Fayruz mulai bercerita soal situasi terkini yang menimpa etnis Rohingya di Maungdaw, Myanmar. Fayruz secara khusus berharap Paus Fransiskus ikut mengamplifikasi apa yang dialami oleh etnis Rohingya kepada seluruh pemimpin di dunia.

"Dan mengatakan kepada mereka untuk menghentikan genosida karena di dunia ini banyak sekali orang yang menderita dan menghadapi banyak sekali masalah serta situasi sulit diakibatkan oleh genosida dan diskriminasi," kata Fayruz.

Fayruz juga menambahkan tentang hak fundamental yang dimiliki setiap orang, hak untuk hidup dengan merdeka dan damai. Ia dan kaumnya ingin kembali ke Myanmar, tanah air kaum Rohingya.

"Paus Fransiskus berkata kepada saya, 'baiklah, mari kita lihat dan semoga saja semuanya baik-baik saja di masa mendatang'," tutur Fayruz.

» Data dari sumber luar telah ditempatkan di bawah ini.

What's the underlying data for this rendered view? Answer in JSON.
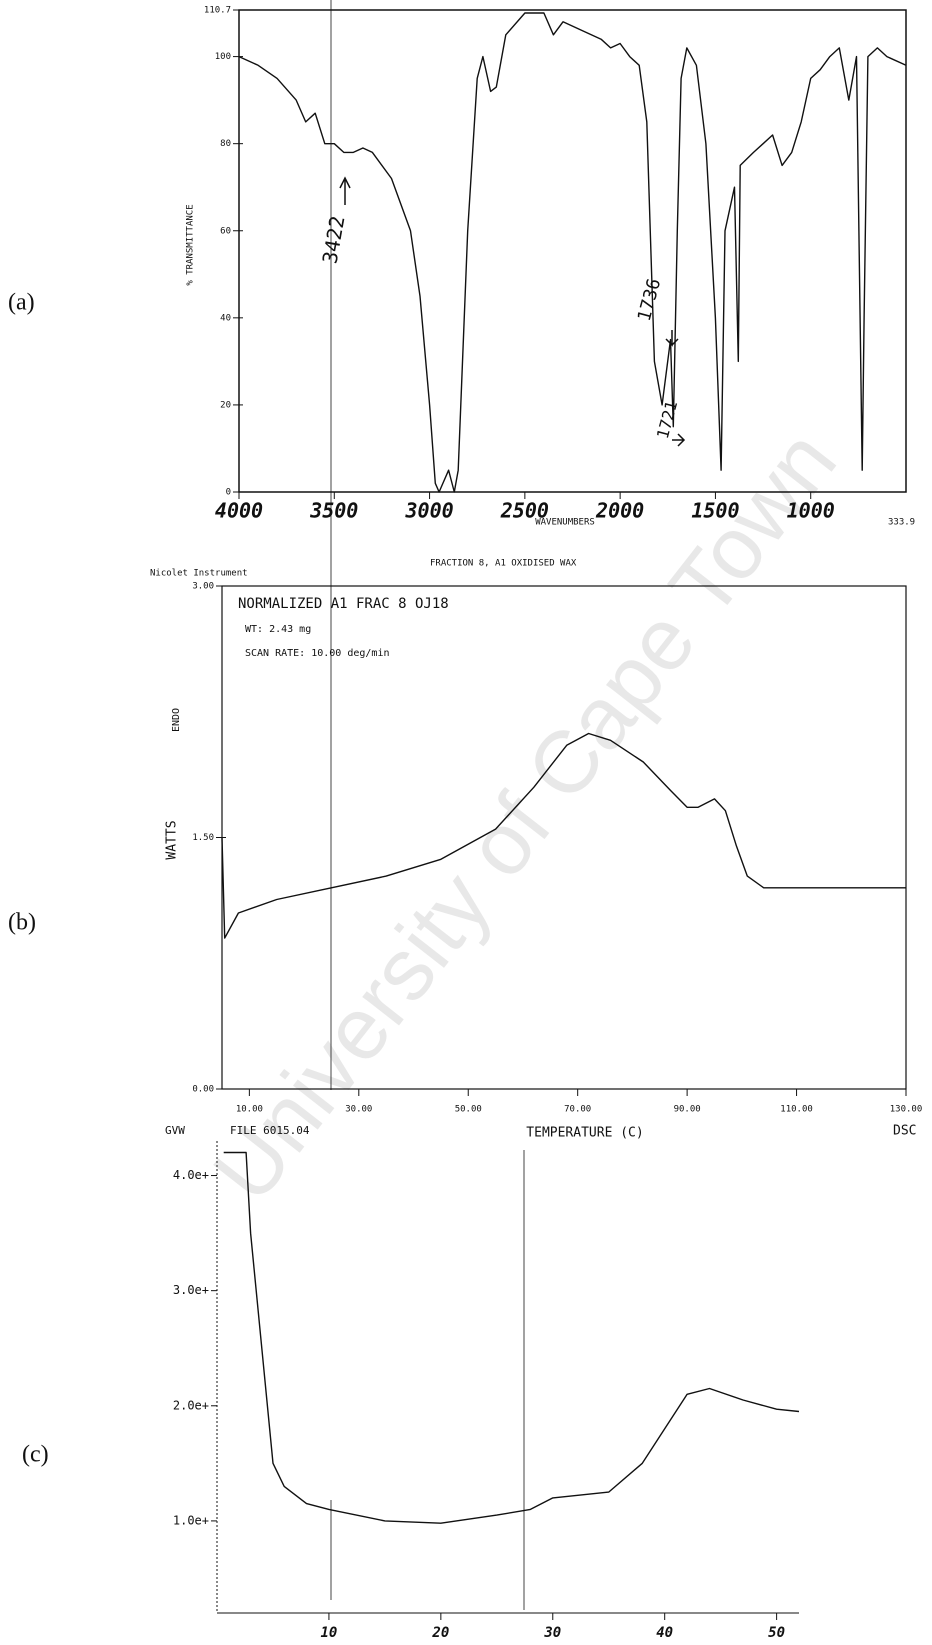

Menurut Fayruz ia tidak dapat banyak bercerita karena keterbatasan waktu yang dimiliki oleh Paus Fransiskus. Ia akan mengingat momen-momen pertemuannya tersebut.

Setelah Paus Fransiskus wafat, Paus dengan nama lahir Jorge Mario Bergoglio, itu digantikan oleh Robert Prevost sekarang dikenal sebagai Paus Leo XIV. Paus baru ini terpilih usai konklaf tertutup yang berlangsung selama tiga putaran.